Come introduzione, Ana Maria presenta un’interessante -- e drammatica -- descrizione della situazione del suo Paese dopo decenni di guerriglia che lo hanno insanguinato, producendo una autentica “cultura della violenza”. Passa poi ad analizzarne le cause e gli effetti di natura economica, politica, sociale e anche religiosa (proliferazione di sette fondamentaliste “che soltanto addormentano e comprano le coscienze, tramite un indottrinamento alienante e aiuti assistenzialisti”). Cause ed effetti che si intrecciano e si incrementano reciprocamente, nella corresponsabilità di tutti coloro i quali -- all’interno e dall’esterno del Paese -- impediscono l’auto-realizzazione del popolo guatemalteco e il superamento delle strutture ingiuste che lo hanno portato al punto in cui si trova.

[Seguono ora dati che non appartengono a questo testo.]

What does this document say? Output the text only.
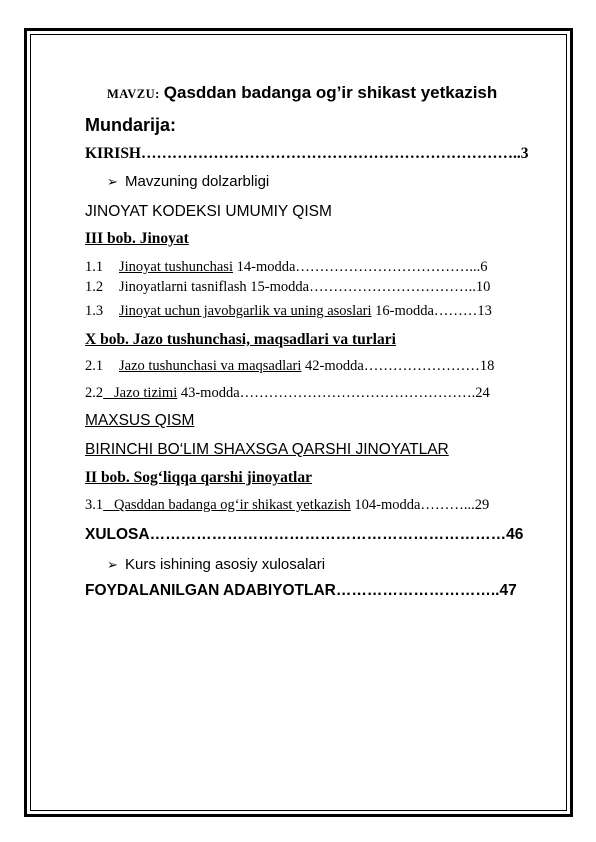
MAVZU: Qasddan badanga og’ir shikast yetkazish
Mundarija:
KIRISH………………………………………………………………..3
➢ Mavzuning dolzarbligi
JINOYAT KODEKSI UMUMIY QISM
III bob. Jinoyat
1.1 Jinoyat tushunchasi 14-modda………………………………...6
1.2 Jinoyatlarni tasniflash 15-modda……………………………..10
1.3 Jinoyat uchun javobgarlik va uning asoslari 16-modda………13
X bob. Jazo tushunchasi, maqsadlari va turlari
2.1 Jazo tushunchasi va maqsadlari 42-modda……………………18
2.2   Jazo tizimi 43-modda………………………………………….24
MAXSUS QISM
BIRINCHI BO‘LIM SHAXSGA QARSHI JINOYATLAR
II bob. Sog‘liqqa qarshi jinoyatlar
3.1   Qasddan badanga og‘ir shikast yetkazish 104-modda………...29
XULOSA……………………………………………………………46
➢ Kurs ishining asosiy xulosalari
FOYDALANILGAN ADABIYOTLAR…………………………..47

Passiamo la parola alla stessa Ana Maria.
Per trasformare queste strutture ingiuste è necessario:
-- sanare le ferite, nella ricerca costante dei percorsi di unità fraterna attraverso il dialogo e la giustizia, modificando il nostro atteggiamento verso il Regno di Dio, fiduciosi nel germe divino presente in ciascuna persona e mediante la forza trasformatrice del perdono;
-- sviluppare, partendo da una Evangelizzazione autentica e a tutti i livelli, l’educazione alla Pace; promuovere una cultura della solidarietà e della dignità, basata sulla giustizia, la difesa dei diritti umani e la salvaguardi della creazione.
Poiché la crescente povertà è il principale fattore di tale situazione, si ravvisa la necessità di invocare l’aiuto di alcune istanze internazionali che possano offrire appoggio e risorse per rendere possibile una Educazione alla Pace. Esistono, di fatto, nei vari Paesi alcune ONG, finanziate da entità internazionali, che tentano di portare tale Cultura della Pace ai settori più colpiti. Tuttavia, per esperienza personale, mi permetto di analizzare i tipi di aiuto che si stanno dando.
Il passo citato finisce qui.